After she's driven him sufficiently mad, she's ready to take him back: she's self-sufficient thanks to the alimony payments, so he'll never have to worry that she's a fortune hunter; and he's been cured of his need to constantly marry, so this time the marriage will stick! Happily ever after? Sure, but the real happily ever after is the love we found along the way. 


Listen: I'd love to wake up some morning and decide that I'm going to pretend to be someone else, even when the overwhelming evidence is against me. 

Maybe if I go to a Starbucks and claim the wrong drink, some handsome working class gent is going to play along despite his reservations, and some rich old fogey is going to keep the ruse going by funding my new lifestyle as this fake person. 

Midnight is a fun movie because you just don't know how Claudette's Eve Peabody is going to keep the ruse going. She's always seconds away from discovery, but by hook or by crook—or by Don Ameche's or John Barrymore's intervention—she keeps on getting away with it. 
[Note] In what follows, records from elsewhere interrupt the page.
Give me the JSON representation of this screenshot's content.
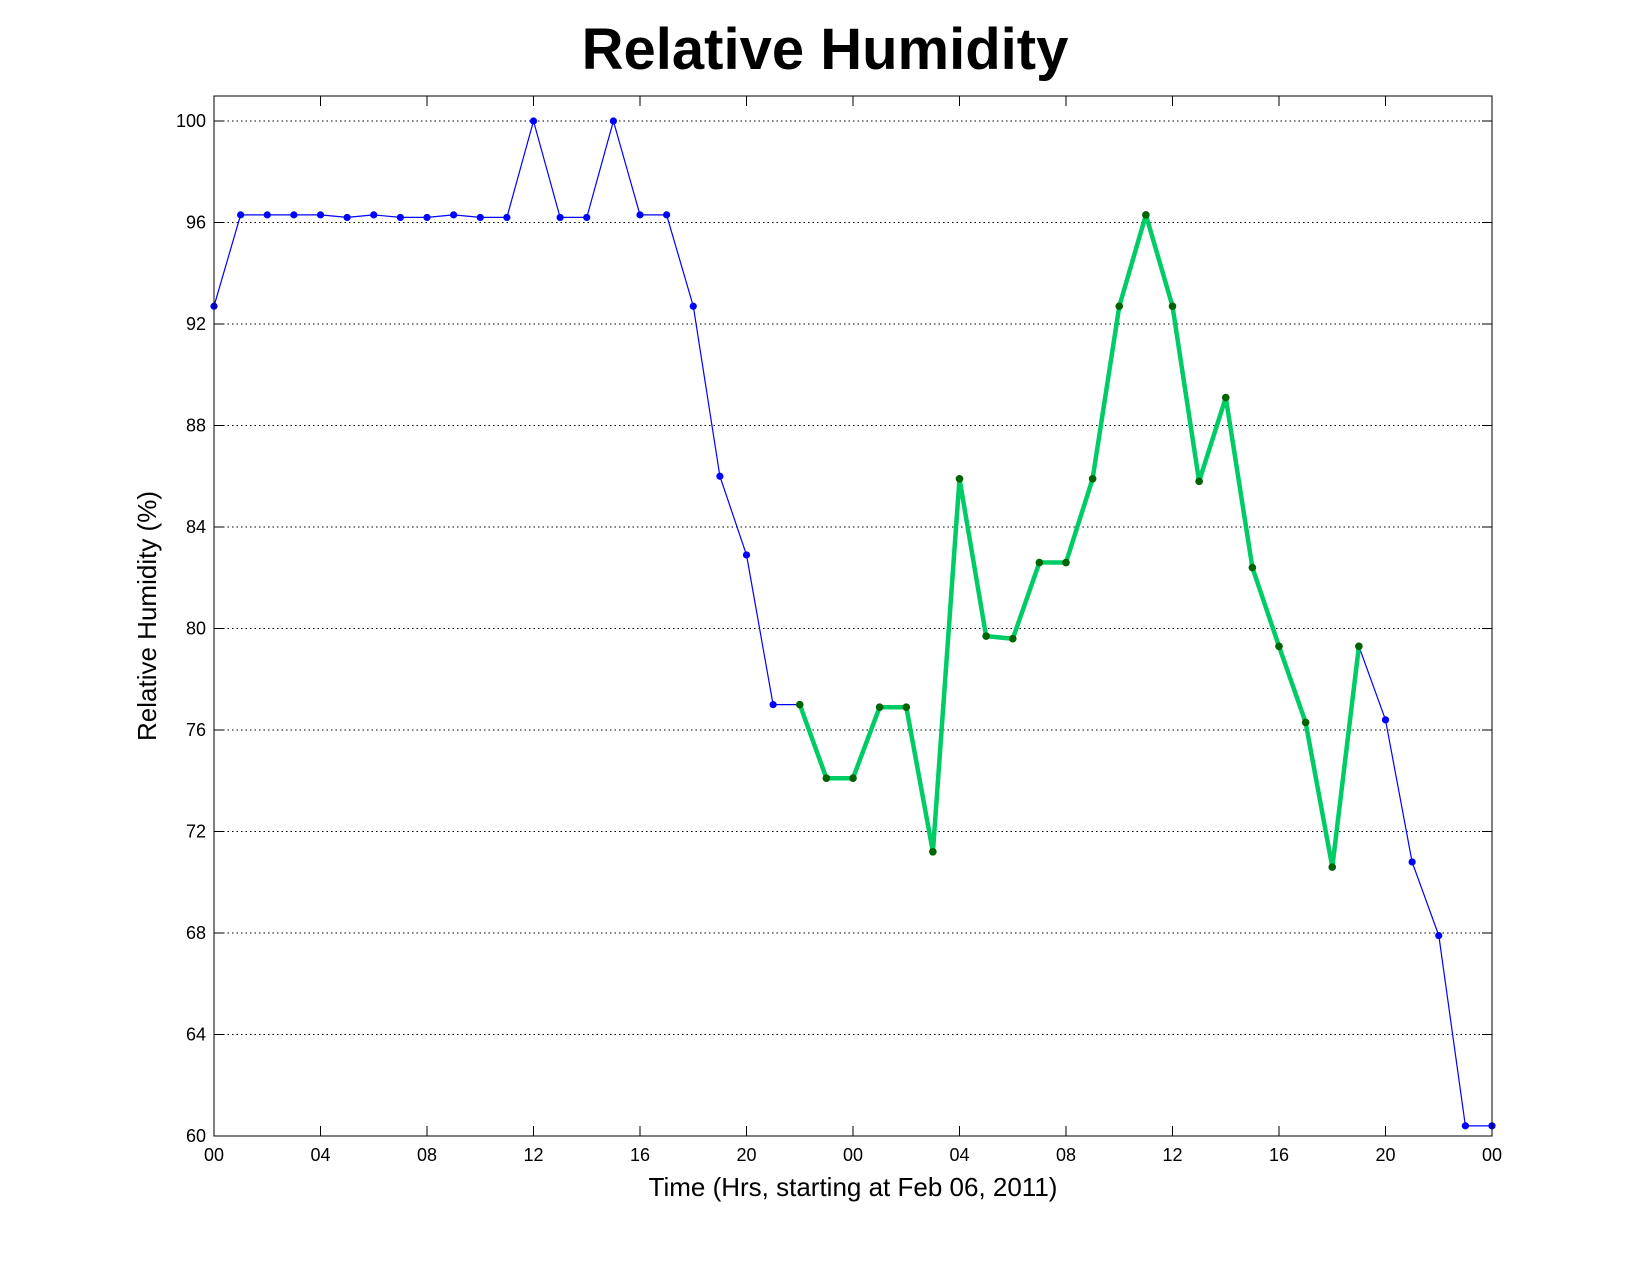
{
  "chart_data": {
    "type": "line",
    "title": "Relative Humidity",
    "xlabel": "Time (Hrs, starting at Feb 06, 2011)",
    "ylabel": "Relative Humidity (%)",
    "ylim": [
      60,
      100
    ],
    "xlim": [
      0,
      48
    ],
    "grid": "horizontal dotted",
    "x_ticks": [
      0,
      4,
      8,
      12,
      16,
      20,
      24,
      28,
      32,
      36,
      40,
      44,
      48
    ],
    "x_tick_labels": [
      "00",
      "04",
      "08",
      "12",
      "16",
      "20",
      "00",
      "04",
      "08",
      "12",
      "16",
      "20",
      "00"
    ],
    "y_ticks": [
      60,
      64,
      68,
      72,
      76,
      80,
      84,
      88,
      92,
      96,
      100
    ],
    "y_tick_labels": [
      "60",
      "64",
      "68",
      "72",
      "76",
      "80",
      "84",
      "88",
      "92",
      "96",
      "100"
    ],
    "series": [
      {
        "color": "#0000ff",
        "marker_color": "#0000ff",
        "style": "thin",
        "x": [
          0,
          1,
          2,
          3,
          4,
          5,
          6,
          7,
          8,
          9,
          10,
          11,
          12,
          13,
          14,
          15,
          16,
          17,
          18,
          19,
          20,
          21,
          22,
          23,
          24,
          25,
          26,
          27,
          28,
          29,
          30,
          31,
          32,
          33,
          34,
          35,
          36,
          37,
          38,
          39,
          40,
          41,
          42,
          43,
          44,
          45,
          46,
          47,
          48
        ],
        "values": [
          92.7,
          96.3,
          96.3,
          96.3,
          96.3,
          96.2,
          96.3,
          96.2,
          96.2,
          96.3,
          96.2,
          96.2,
          100,
          96.2,
          96.2,
          100,
          96.3,
          96.3,
          92.7,
          86.0,
          82.9,
          77.0,
          77.0,
          74.1,
          74.1,
          76.9,
          76.9,
          71.2,
          85.9,
          79.7,
          79.6,
          82.6,
          82.6,
          85.9,
          92.7,
          96.3,
          92.7,
          85.8,
          89.1,
          82.4,
          79.3,
          76.3,
          70.6,
          79.3,
          76.4,
          70.8,
          67.9,
          60.4,
          60.4
        ]
      },
      {
        "color": "#00cc66",
        "marker_color": "#006400",
        "style": "thick",
        "x": [
          22,
          23,
          24,
          25,
          26,
          27,
          28,
          29,
          30,
          31,
          32,
          33,
          34,
          35,
          36,
          37,
          38,
          39,
          40,
          41,
          42,
          43
        ],
        "values": [
          77.0,
          74.1,
          74.1,
          76.9,
          76.9,
          71.2,
          85.9,
          79.7,
          79.6,
          82.6,
          82.6,
          85.9,
          92.7,
          96.3,
          92.7,
          85.8,
          89.1,
          82.4,
          79.3,
          76.3,
          70.6,
          79.3
        ]
      }
    ]
  }
}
Of course there's a happily ever after here—with the dashing Don Ameche—but there's still a lot of pratfalls to go through before she gets there: falsifying court documents, potential bigamy, definite identity theft and fraud all occur before she finally marries her Hungarian beau, but even though this brassy showgirl had to go through a whirlwind mixed up with Parisian socialites, you never stop rooting for her. 


This is already going on quite long, but the facts remain: life is infinitely more fun when you're a Claudette Colbert character. If these examples haven't convinced you, consider The Palm Beach Story or It's a Wonderful World or The Bride Came Home or She Married Her Boss, and then meet me in the comments to let me know your thoughts!